December 03, 2007
SuperComputing 2007 in Reno, Nev., saw the second “interoperability fest” involving the OGF’s HPC Basic Profile (HPCBP) specification. Groups from academia, research and industry came together to demonstrate the interoperability of the core specification and to prototype extensions to the core specification used to support more advanced capabilities, such as file staging.
High Performance Computing Basic Profile (HPCBP) Background
The HPCBP specification has been developed by the OGF’s HPC Profile Working Group over the last 18 months to define how to submit, monitor and manage jobs using standard mechanisms across different job schedulers or grid middleware from different software providers. A significant milestone was passed in August 2007 when the HPC Profile Working Group’s first specification --the HPC Basic Profile 1.0 -- was published as a proposed recommendation. As part of the process of moving the HPCBP from a proposed to a full recommendation, it is necessary to gather experiences of implementing the specification, and to demonstrate its interoperability between two or more independent implementations. The working group, comprising individuals from industry, academia and research, decided to use SC07 as the venue for an “interoperability fest” of the published specifications.

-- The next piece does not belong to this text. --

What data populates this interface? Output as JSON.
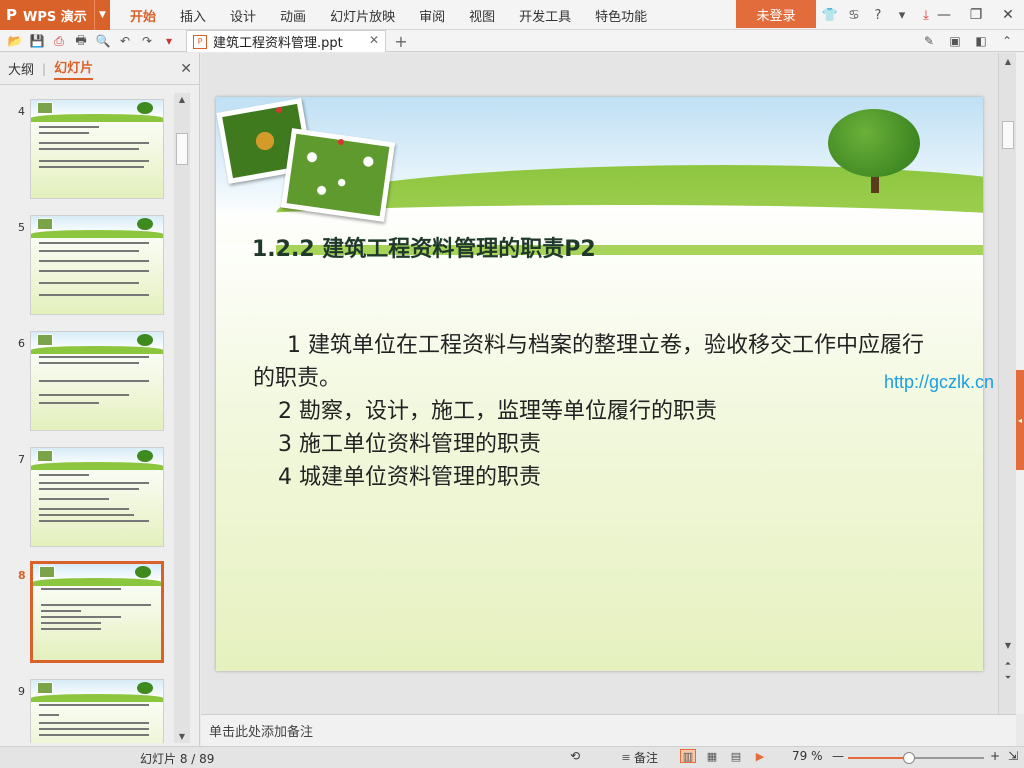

The HPCBP is focused just on managing job submission, yet it provides sufficient core functionality to enable its use as a basis for integration into applications (both desktop and Web-based), its use as a basis for meta-scheduling and its use from within workflow engines. It leverages standards developed within the OGF (the Basic Execution Service and the Job Submission Description Language specification) and those from the broader Web services community (WS-Security, WSDL and SOAP).
At SC06, more than a dozen groups drawn from industry, academia and research demonstrated interoperability between their prototype implementations of this Web service on their existing job submission infrastructures. This year, with the HPCBP specification now a proposed OGF standards recommendation, many of these groups returned to show how the longer-term integrations of the HPCBP into their plans were proceeding. Several commercial organizations were using prototypes developed by their engineering teams as part of their plans for inclusion in their products. Teams from academia and research were showing how their implementations could be deployed and used with large-scale grid infrastructure deployments.
SC07 Demonstration Results
Participants in this year’s activity included Altair Engineering, Microsoft, Platform Computing, the London e-Science Centre at Imperial College London on behalf of OMII-UK, the University of Virginia e-Science group, and representatives from the EGEE and NIC/FZJ groups within the OMII-Europe project.
All of the participants were demonstrating their implementations of the HPCBP, revised from last year’s versions due to the final changes made in the specification during the public comment period, and verifying their continued interoperability with other participating implementations. This interoperability work had been greatly accelerated through the use of a Web-based compatibility tester developed by the University of Virginia e-Science group. The portal allows users to run a series of tests, derived from the HPCBP specification, to verify that their endpoint is compliant with the standard by seeing how it accepts and generates the XML messages and responds to failures or incorrect messages.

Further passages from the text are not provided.